The attack Obama for being a well spoken man, reminds me of the criticisms of Joseph Smith, Jr. He was a friendly, well spoken and personable man, who had a great love for people. When he spoke people listened. He was very optimistic after receiving the first vision and I'm sure he felt confident that he could bring about great changes in his life, the lives of his family, the country, and the world. Some of his ideas were outrageous and unheard of in his day. He took on some of the beliefs of many other well spoken highly religious men. Many people believed what he said and chose to follow him. Family members of those who chose to follow Joseph Smith, Jr. were concerned that their family members were being sweet talked and conned by this cunning man.

Was Joseph Smith Jr. a liar and a con artist looking to destroy the lives of other's with his prophecies and his "new church"? Was he trying to serve his own personal interests and get personal gain? I certainly don't think so. I believe what happened to him actually did happen and he didn't understand why people didn't believe him. Even though many did not believe him and did many horrible things to him because of what he said, he remained optimistic and continued on in his pursuit of change to better himself, his family, the country and the world. He did everything in his power to bring about this change.

Is Barack Obama a liar and a con artist looking to destroy the lives of other's with his hope for change and his new ideas? Is he trying to serve his own personal interests and get personal gain? I don't think so. I believe he is sincere in his quest for change and I think he'll do everything in his power to bring about that change. Obama has laid out how to make his plans work. He wants this change for everyone. He believes in fairness and equality. His ideas and plans for taxes and health care are an example of his quest for fairness and equality. By repealing President's Bush's tax cuts for the wealthy and giving better tax breaks for average Americans, Obama creates more equality. Another example of Obama's desire for fairness and equality are his plans for helping families become stronger, wealthier, and healthier. You can read more about how he values families here. What could be better than fairness and equality?

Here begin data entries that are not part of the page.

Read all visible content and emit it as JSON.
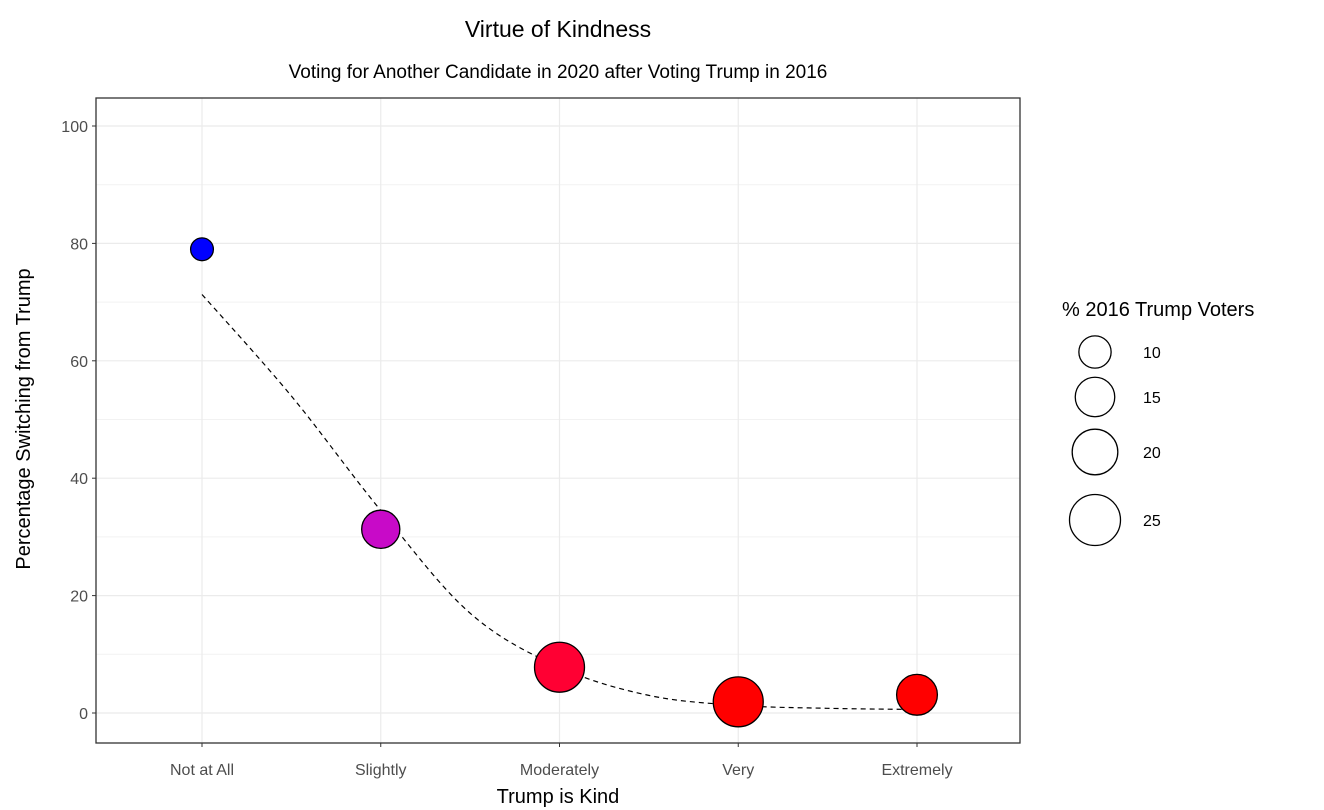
{
  "chart_data": {
    "type": "scatter",
    "title": "Virtue of Kindness",
    "subtitle": "Voting for Another Candidate in 2020 after Voting Trump in 2016",
    "xlabel": "Trump is Kind",
    "ylabel": "Percentage Switching from Trump",
    "categories": [
      "Not at All",
      "Slightly",
      "Moderately",
      "Very",
      "Extremely"
    ],
    "ylim": [
      -5,
      105
    ],
    "y_ticks": [
      0,
      20,
      40,
      60,
      80,
      100
    ],
    "grid": true,
    "points": [
      {
        "category": "Not at All",
        "y": 79,
        "size": 5,
        "color": "#0000ff"
      },
      {
        "category": "Slightly",
        "y": 31.3,
        "size": 14,
        "color": "#c80ac8"
      },
      {
        "category": "Moderately",
        "y": 7.8,
        "size": 24,
        "color": "#ff0033"
      },
      {
        "category": "Very",
        "y": 1.9,
        "size": 24,
        "color": "#ff0000"
      },
      {
        "category": "Extremely",
        "y": 3.1,
        "size": 16,
        "color": "#ff0000"
      }
    ],
    "trend_line": {
      "style": "dashed",
      "color": "#000000",
      "x": [
        1,
        1.5,
        2,
        2.5,
        3,
        3.5,
        4,
        4.5,
        5
      ],
      "y": [
        71.3,
        54,
        34.5,
        17,
        7.8,
        3,
        1.3,
        0.8,
        0.6
      ]
    },
    "legend": {
      "title": "% 2016 Trump Voters",
      "position": "right",
      "entries": [
        {
          "label": "10",
          "size": 10
        },
        {
          "label": "15",
          "size": 15
        },
        {
          "label": "20",
          "size": 20
        },
        {
          "label": "25",
          "size": 25
        }
      ]
    }
  }
}
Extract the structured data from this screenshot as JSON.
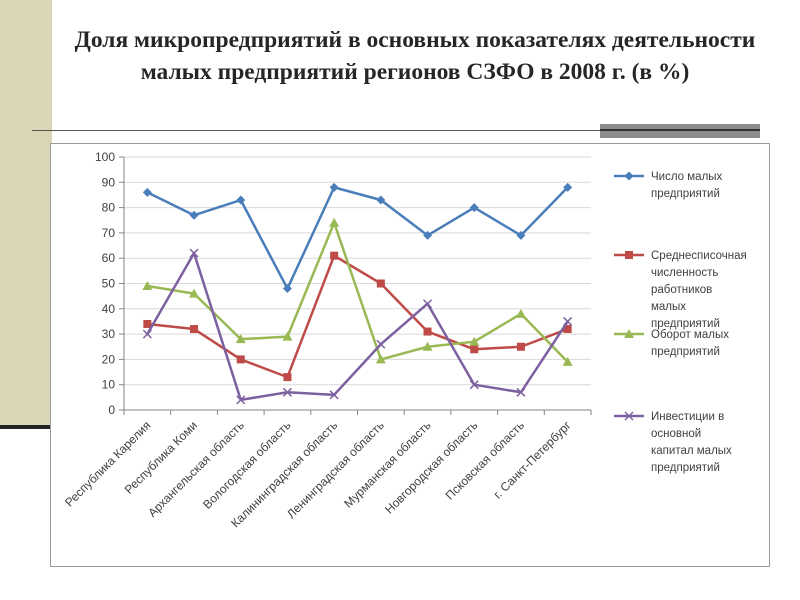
{
  "slide": {
    "title": "Доля микропредприятий в основных показателях деятельности малых предприятий регионов СЗФО в 2008 г. (в %)"
  },
  "colors": {
    "background": "#ffffff",
    "left_band": "#d8d6b4",
    "text": "#262626",
    "grid": "#d9d9d9"
  },
  "chart_data": {
    "type": "line",
    "title": "",
    "xlabel": "",
    "ylabel": "",
    "ylim": [
      0,
      100
    ],
    "yticks": [
      "0",
      "10",
      "20",
      "30",
      "40",
      "50",
      "60",
      "70",
      "80",
      "90",
      "100"
    ],
    "grid": true,
    "legend_position": "right",
    "categories": [
      "Республика Карелия",
      "Республика Коми",
      "Архангельская область",
      "Вологодская область",
      "Калининградская область",
      "Ленинградская область",
      "Мурманская область",
      "Новгородская область",
      "Псковская область",
      "г. Санкт-Петербург"
    ],
    "series": [
      {
        "name": "Число малых предприятий",
        "legend_lines": [
          "Число малых",
          "предприятий"
        ],
        "color": "#4a7ebb",
        "marker": "diamond",
        "values": [
          86,
          77,
          83,
          48,
          88,
          83,
          69,
          80,
          69,
          88
        ]
      },
      {
        "name": "Среднесписочная численность работников малых предприятий",
        "legend_lines": [
          "Среднесписочная",
          "численность",
          "работников",
          "малых",
          "предприятий"
        ],
        "color": "#be4b48",
        "marker": "square",
        "values": [
          34,
          32,
          20,
          13,
          61,
          50,
          31,
          24,
          25,
          32
        ]
      },
      {
        "name": "Оборот малых предприятий",
        "legend_lines": [
          "Оборот малых",
          "предприятий"
        ],
        "color": "#98b954",
        "marker": "triangle",
        "values": [
          49,
          46,
          28,
          29,
          74,
          20,
          25,
          27,
          38,
          19
        ]
      },
      {
        "name": "Инвестиции в основной капитал малых предприятий",
        "legend_lines": [
          "Инвестиции в",
          "основной",
          "капитал малых",
          "предприятий"
        ],
        "color": "#7d60a0",
        "marker": "x",
        "values": [
          30,
          62,
          4,
          7,
          6,
          26,
          42,
          10,
          7,
          35
        ]
      }
    ]
  }
}
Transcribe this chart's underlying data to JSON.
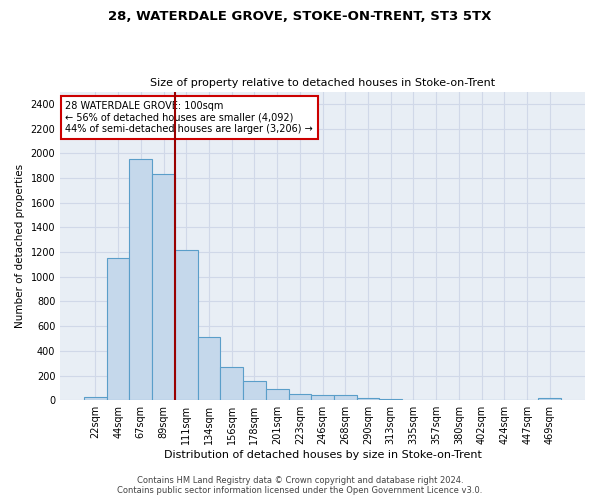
{
  "title_line1": "28, WATERDALE GROVE, STOKE-ON-TRENT, ST3 5TX",
  "title_line2": "Size of property relative to detached houses in Stoke-on-Trent",
  "xlabel": "Distribution of detached houses by size in Stoke-on-Trent",
  "ylabel": "Number of detached properties",
  "categories": [
    "22sqm",
    "44sqm",
    "67sqm",
    "89sqm",
    "111sqm",
    "134sqm",
    "156sqm",
    "178sqm",
    "201sqm",
    "223sqm",
    "246sqm",
    "268sqm",
    "290sqm",
    "313sqm",
    "335sqm",
    "357sqm",
    "380sqm",
    "402sqm",
    "424sqm",
    "447sqm",
    "469sqm"
  ],
  "values": [
    30,
    1155,
    1950,
    1835,
    1220,
    510,
    265,
    155,
    90,
    50,
    45,
    45,
    20,
    10,
    5,
    5,
    5,
    5,
    0,
    0,
    20
  ],
  "bar_color": "#c5d8eb",
  "bar_edge_color": "#5a9ec9",
  "marker_label_line1": "28 WATERDALE GROVE: 100sqm",
  "marker_label_line2": "← 56% of detached houses are smaller (4,092)",
  "marker_label_line3": "44% of semi-detached houses are larger (3,206) →",
  "annotation_box_color": "#ffffff",
  "annotation_box_edge": "#cc0000",
  "vline_color": "#990000",
  "vline_x_index": 3.5,
  "ylim": [
    0,
    2500
  ],
  "yticks": [
    0,
    200,
    400,
    600,
    800,
    1000,
    1200,
    1400,
    1600,
    1800,
    2000,
    2200,
    2400
  ],
  "grid_color": "#d0d8e8",
  "background_color": "#e8eef5",
  "footer_line1": "Contains HM Land Registry data © Crown copyright and database right 2024.",
  "footer_line2": "Contains public sector information licensed under the Open Government Licence v3.0."
}
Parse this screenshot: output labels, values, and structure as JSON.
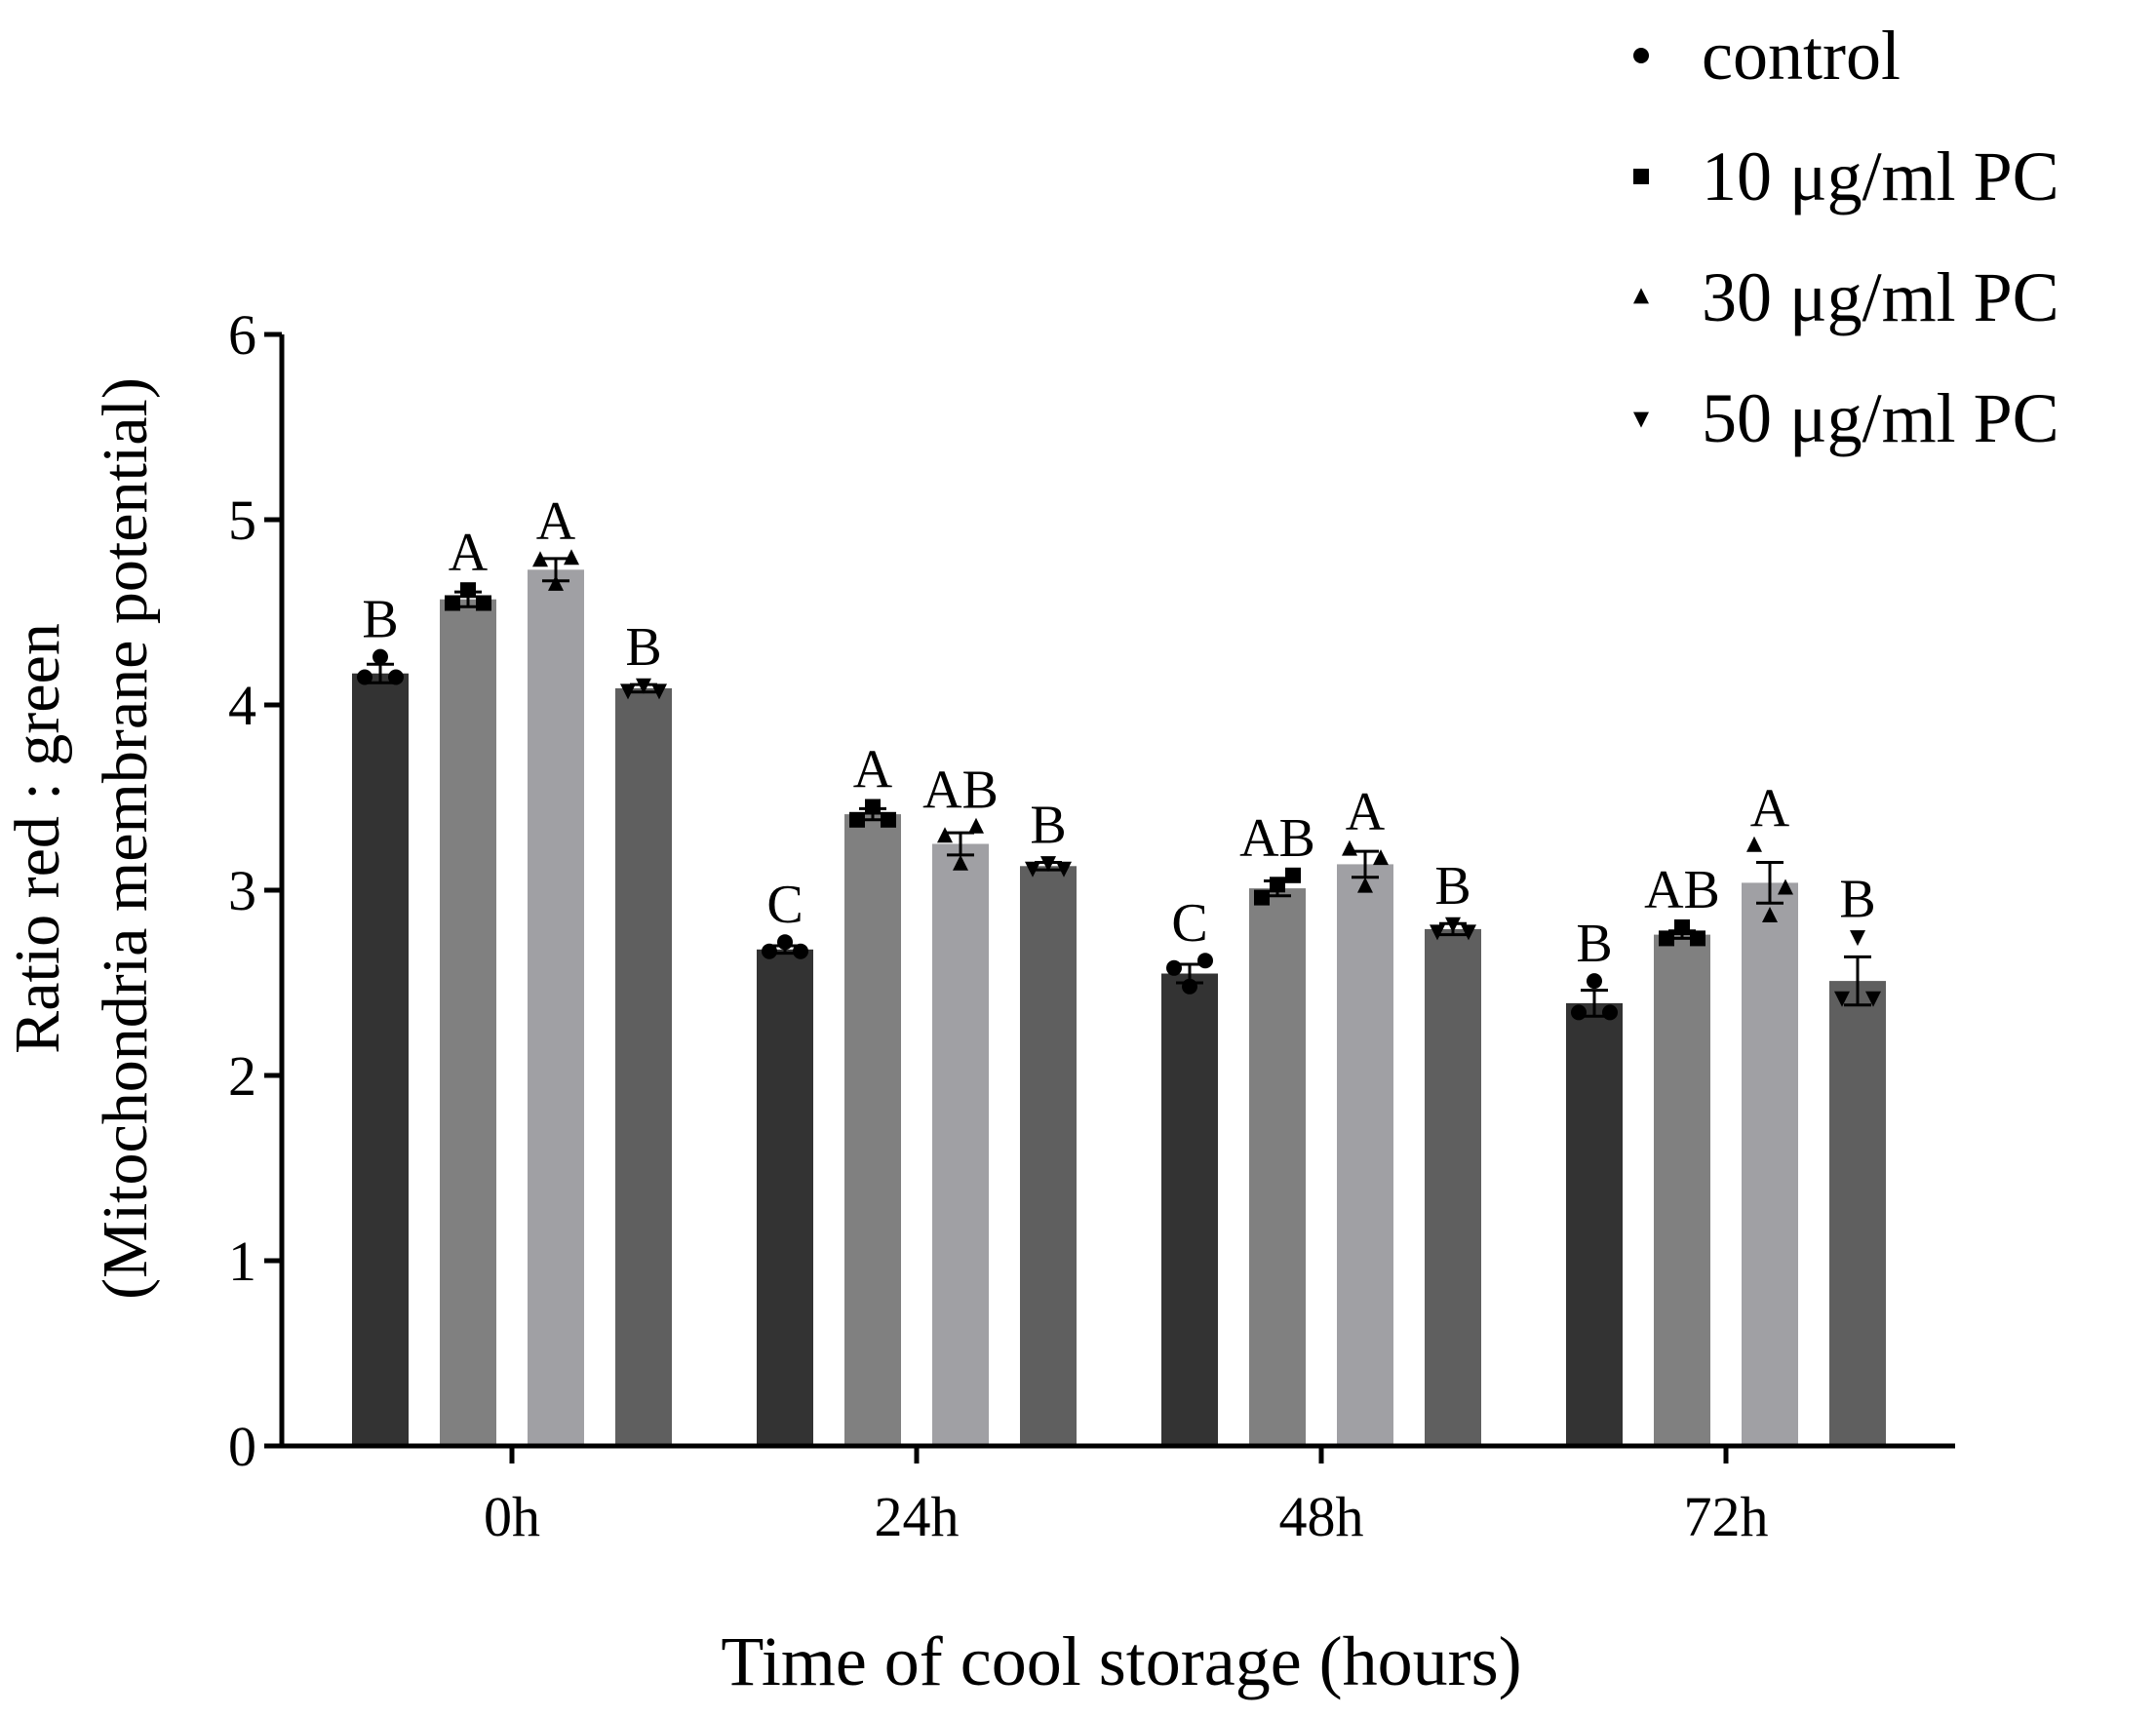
{
  "chart_data": {
    "type": "bar",
    "title": "",
    "xlabel": "Time of cool storage (hours)",
    "ylabel_line1": "Ratio red : green",
    "ylabel_line2": "(Mitochondria membrane potential)",
    "ylim": [
      0,
      6
    ],
    "yticks": [
      "0",
      "1",
      "2",
      "3",
      "4",
      "5",
      "6"
    ],
    "categories": [
      "0h",
      "24h",
      "48h",
      "72h"
    ],
    "legend_position": "top-right",
    "series": [
      {
        "name": "control",
        "marker": "circle",
        "color": "#333333",
        "values": [
          4.17,
          2.68,
          2.55,
          2.39
        ],
        "errors": [
          0.05,
          0.02,
          0.05,
          0.07
        ],
        "points": [
          [
            4.15,
            4.26,
            4.15
          ],
          [
            2.67,
            2.72,
            2.67
          ],
          [
            2.58,
            2.48,
            2.62
          ],
          [
            2.34,
            2.51,
            2.34
          ]
        ],
        "letters": [
          "B",
          "C",
          "C",
          "B"
        ]
      },
      {
        "name": "10 μg/ml PC",
        "marker": "square",
        "color": "#808080",
        "values": [
          4.57,
          3.41,
          3.01,
          2.76
        ],
        "errors": [
          0.04,
          0.03,
          0.04,
          0.02
        ],
        "points": [
          [
            4.55,
            4.62,
            4.55
          ],
          [
            3.38,
            3.45,
            3.38
          ],
          [
            2.96,
            3.03,
            3.08
          ],
          [
            2.74,
            2.8,
            2.74
          ]
        ],
        "letters": [
          "A",
          "A",
          "AB",
          "AB"
        ]
      },
      {
        "name": "30 μg/ml PC",
        "marker": "triangle-up",
        "color": "#a0a0a4",
        "values": [
          4.73,
          3.25,
          3.14,
          3.04
        ],
        "errors": [
          0.06,
          0.06,
          0.07,
          0.11
        ],
        "points": [
          [
            4.78,
            4.65,
            4.79
          ],
          [
            3.29,
            3.14,
            3.34
          ],
          [
            3.22,
            3.02,
            3.17
          ],
          [
            3.24,
            2.86,
            3.01
          ]
        ],
        "letters": [
          "A",
          "AB",
          "A",
          "A"
        ]
      },
      {
        "name": "50 μg/ml PC",
        "marker": "triangle-down",
        "color": "#5f5f5f",
        "values": [
          4.09,
          3.13,
          2.79,
          2.51
        ],
        "errors": [
          0.02,
          0.02,
          0.03,
          0.13
        ],
        "points": [
          [
            4.08,
            4.11,
            4.08
          ],
          [
            3.12,
            3.15,
            3.12
          ],
          [
            2.78,
            2.82,
            2.78
          ],
          [
            2.42,
            2.75,
            2.42
          ]
        ],
        "letters": [
          "B",
          "B",
          "B",
          "B"
        ]
      }
    ]
  }
}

As a true gentleman, Obama has taken the criticism and attacks he has received, stayed cool, calm and optimistic while continuing on his pursuit for change. I admire him for not lashing out at those who have attacked him. When people attacked him for attending a church where a preacher made questionable comments, Obama gave his faith speech. This speech was a much better way of fighting back. Instead of attacking those that had attacked him, he used his intelligence and words to prove to people that he is a person of integrity and did not share the opinions of his fellow church goer. For a politician, I think he has done a good job of running a clean campaign. I really admire him.